Silvermeadow
Barry Maitland
Prologue
O n a bleak December morning, the east wind gusting in across the Essex marshes and dousing the city in cold rain, Alison Vlasich decided, finally, to go to the police.
She was standing in her daughter’s room when she reached this decision. The silence inside the flat seemed intensified by the muffled moans and buffeting of the wind outside. It was an uncanny, nagging silence, and in her state, both panicky and weary, she couldn’t decide whether it was really there or whether it was just a numbness inside her head. Then she realised that Kerri’s bedside clock, with its happy Mickey Mouse face and loud comforting tick, was gone.
It had taken two sleepless nights and many hours of fruitless phone calls to bring her to this point. The only time she’d previously rung the police was when old Mr Plum had collapsed outside her front door after he’d returned home to find his flat crawling with preteen burglars. Mrs Vlasich’s 999 call had produced such an intimidating array of sirens and flashing lights that she was inclined not to repeat the experience. No, she thought, on the whole, the best thing would be to go down in person to the local police station and speak to someone face to face about the fear that was now making her feel quite physically sick. This was how they did it on TV on Th e Bill, she told herself, pouring out their troubles to a big, attentive, reassuring desk sergeant with a name like Derek or Stan, who would then take it upon himself to make sure things got properly sorted out.
She put on a little make-up, noticing with surprise how pale she had become, then zipped up her anorak and stepped out onto the rain-swept deck.
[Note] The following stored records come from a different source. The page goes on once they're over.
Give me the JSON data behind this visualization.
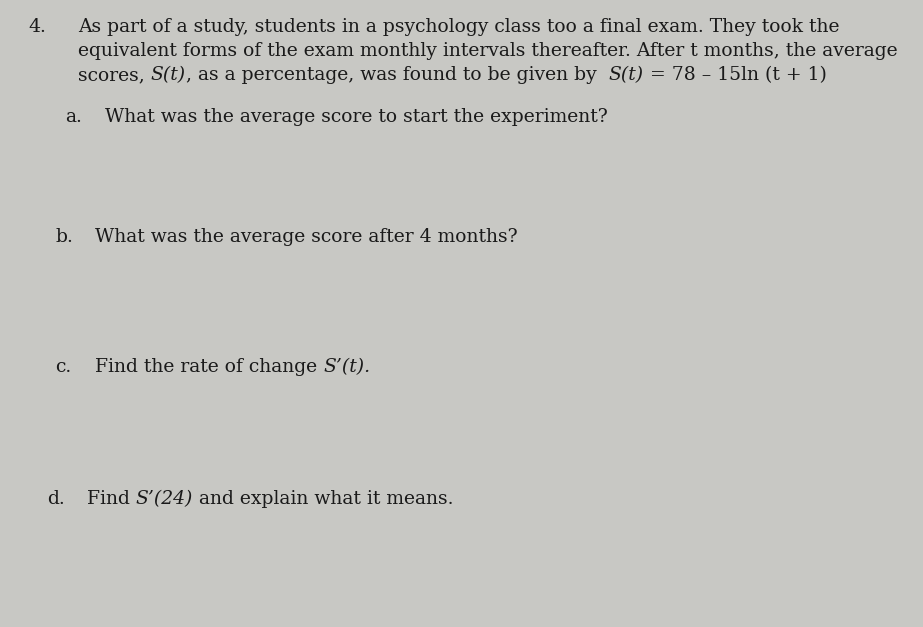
{
  "background_color": "#c8c8c4",
  "text_color": "#1a1a1a",
  "number": "4.",
  "intro_line1": "As part of a study, students in a psychology class too a final exam. They took the",
  "intro_line2": "equivalent forms of the exam monthly intervals thereafter. After t months, the average",
  "intro_line3_pre": "scores, ",
  "intro_line3_St": "S(t)",
  "intro_line3_mid": ", as a percentage, was found to be given by  ",
  "intro_line3_St2": "S(t)",
  "intro_line3_end": " = 78 – 15ln (t + 1)",
  "part_a_label": "a.",
  "part_a_text": "What was the average score to start the experiment?",
  "part_b_label": "b.",
  "part_b_text": "What was the average score after 4 months?",
  "part_c_label": "c.",
  "part_c_pre": "Find the rate of change ",
  "part_c_italic": "S’(t).",
  "part_d_label": "d.",
  "part_d_pre": "Find ",
  "part_d_italic": "S’(24)",
  "part_d_post": " and explain what it means.",
  "font_size": 13.5,
  "font_size_number": 13.5
}
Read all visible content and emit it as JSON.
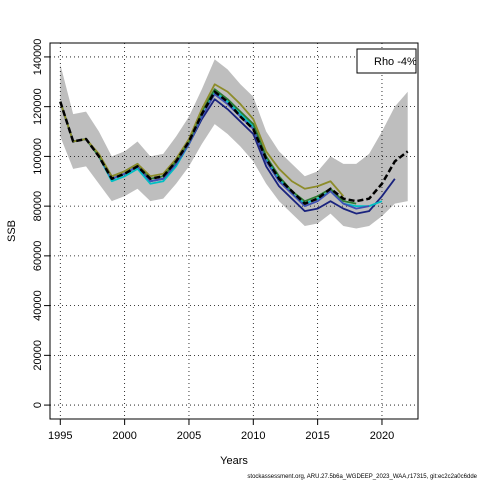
{
  "chart_data": {
    "type": "line",
    "xlabel": "Years",
    "ylabel": "SSB",
    "xlim": [
      1994.2,
      2022.8
    ],
    "ylim": [
      -5600,
      145600
    ],
    "x_ticks": [
      1995,
      2000,
      2005,
      2010,
      2015,
      2020
    ],
    "y_ticks": [
      0,
      20000,
      40000,
      60000,
      80000,
      100000,
      120000,
      140000
    ],
    "x_tick_labels": [
      "1995",
      "2000",
      "2005",
      "2010",
      "2015",
      "2020"
    ],
    "y_tick_labels": [
      "0",
      "20000",
      "40000",
      "60000",
      "80000",
      "100000",
      "120000",
      "140000"
    ],
    "grid": true,
    "legend_text": "Rho -4%",
    "legend_position": "top-right",
    "footer": "stockassessment.org, ARU.27.5b6a_WGDEEP_2023_WAA,r17315, git:ec2c2a0c6dde",
    "band": {
      "x": [
        1995,
        1996,
        1997,
        1998,
        1999,
        2000,
        2001,
        2002,
        2003,
        2004,
        2005,
        2006,
        2007,
        2008,
        2009,
        2010,
        2011,
        2012,
        2013,
        2014,
        2015,
        2016,
        2017,
        2018,
        2019,
        2020,
        2021,
        2022
      ],
      "upper": [
        137000,
        117000,
        118000,
        110000,
        100000,
        102000,
        106000,
        100000,
        101000,
        108000,
        116000,
        127000,
        139000,
        135000,
        129000,
        124000,
        110000,
        102000,
        97000,
        92000,
        94000,
        100000,
        97000,
        97000,
        101000,
        110000,
        120000,
        126000
      ],
      "lower": [
        108000,
        95000,
        96000,
        89000,
        82000,
        84000,
        87000,
        82000,
        83000,
        89000,
        96000,
        105000,
        113000,
        109000,
        104000,
        98000,
        89000,
        82000,
        77000,
        72000,
        73000,
        77000,
        72000,
        71000,
        72000,
        76000,
        81000,
        82000
      ]
    },
    "series": [
      {
        "color": "#000000",
        "style": "dashed",
        "x": [
          1995,
          1996,
          1997,
          1998,
          1999,
          2000,
          2001,
          2002,
          2003,
          2004,
          2005,
          2006,
          2007,
          2008,
          2009,
          2010,
          2011,
          2012,
          2013,
          2014,
          2015,
          2016,
          2017,
          2018,
          2019,
          2020,
          2021,
          2022
        ],
        "values": [
          122000,
          106000,
          107000,
          100000,
          91000,
          93000,
          96000,
          91000,
          92000,
          98000,
          106000,
          117000,
          126000,
          122000,
          116000,
          111000,
          99000,
          91000,
          86000,
          81000,
          83000,
          87000,
          83000,
          82000,
          83000,
          89000,
          98000,
          102000
        ]
      },
      {
        "color": "#1a237e",
        "style": "solid",
        "x": [
          1995,
          1996,
          1997,
          1998,
          1999,
          2000,
          2001,
          2002,
          2003,
          2004,
          2005,
          2006,
          2007,
          2008,
          2009,
          2010,
          2011,
          2012,
          2013,
          2014,
          2015,
          2016,
          2017,
          2018,
          2019,
          2020,
          2021
        ],
        "values": [
          122000,
          106000,
          107000,
          100000,
          91000,
          93000,
          96000,
          90000,
          91000,
          97000,
          105000,
          115000,
          123000,
          119000,
          114000,
          109000,
          96000,
          88000,
          83000,
          78000,
          79000,
          82000,
          79000,
          77000,
          78000,
          84000,
          91000
        ]
      },
      {
        "color": "#00bfc4",
        "style": "solid",
        "x": [
          1995,
          1996,
          1997,
          1998,
          1999,
          2000,
          2001,
          2002,
          2003,
          2004,
          2005,
          2006,
          2007,
          2008,
          2009,
          2010,
          2011,
          2012,
          2013,
          2014,
          2015,
          2016,
          2017,
          2018,
          2019,
          2020
        ],
        "values": [
          122000,
          106000,
          107000,
          100000,
          90000,
          92000,
          95000,
          89000,
          90000,
          96000,
          105000,
          116000,
          126000,
          122000,
          117000,
          112000,
          99000,
          91000,
          85000,
          81000,
          83000,
          86000,
          81000,
          80000,
          80000,
          82000
        ]
      },
      {
        "color": "#3f51b5",
        "style": "solid",
        "x": [
          1995,
          1996,
          1997,
          1998,
          1999,
          2000,
          2001,
          2002,
          2003,
          2004,
          2005,
          2006,
          2007,
          2008,
          2009,
          2010,
          2011,
          2012,
          2013,
          2014,
          2015,
          2016,
          2017,
          2018,
          2019
        ],
        "values": [
          122000,
          106000,
          107000,
          100000,
          91000,
          93000,
          96000,
          90000,
          91000,
          97000,
          105000,
          116000,
          125000,
          121000,
          116000,
          111000,
          98000,
          90000,
          85000,
          80000,
          82000,
          86000,
          81000,
          79000,
          80000
        ]
      },
      {
        "color": "#2e7d32",
        "style": "solid",
        "x": [
          1995,
          1996,
          1997,
          1998,
          1999,
          2000,
          2001,
          2002,
          2003,
          2004,
          2005,
          2006,
          2007,
          2008,
          2009,
          2010,
          2011,
          2012,
          2013,
          2014,
          2015,
          2016,
          2017,
          2018
        ],
        "values": [
          122000,
          106000,
          107000,
          100000,
          92000,
          94000,
          97000,
          91000,
          92000,
          98000,
          106000,
          118000,
          127000,
          123000,
          118000,
          113000,
          100000,
          92000,
          86000,
          82000,
          84000,
          87000,
          82000,
          81000
        ]
      },
      {
        "color": "#8d8c2a",
        "style": "solid",
        "x": [
          1995,
          1996,
          1997,
          1998,
          1999,
          2000,
          2001,
          2002,
          2003,
          2004,
          2005,
          2006,
          2007,
          2008,
          2009,
          2010,
          2011,
          2012,
          2013,
          2014,
          2015,
          2016,
          2017
        ],
        "values": [
          122000,
          106000,
          107000,
          101000,
          92000,
          94000,
          97000,
          92000,
          93000,
          99000,
          107000,
          119000,
          129000,
          126000,
          121000,
          115000,
          102000,
          95000,
          90000,
          87000,
          88000,
          90000,
          84000
        ]
      }
    ]
  }
}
She hurried away, avoiding the stairs and lifts at this end of the block, following the zigzag route of the deck as it passed through court after court until she came at last to the big ramps at the south-east corner of the estate. Below her she saw the glow of the Tesco shopfront on the other side of the street, the dark bulk of The Merry Jester by the traffic lights, the Esso station opposite, and the concrete framework of the police station, tucked in between the last block of housing and the primary school.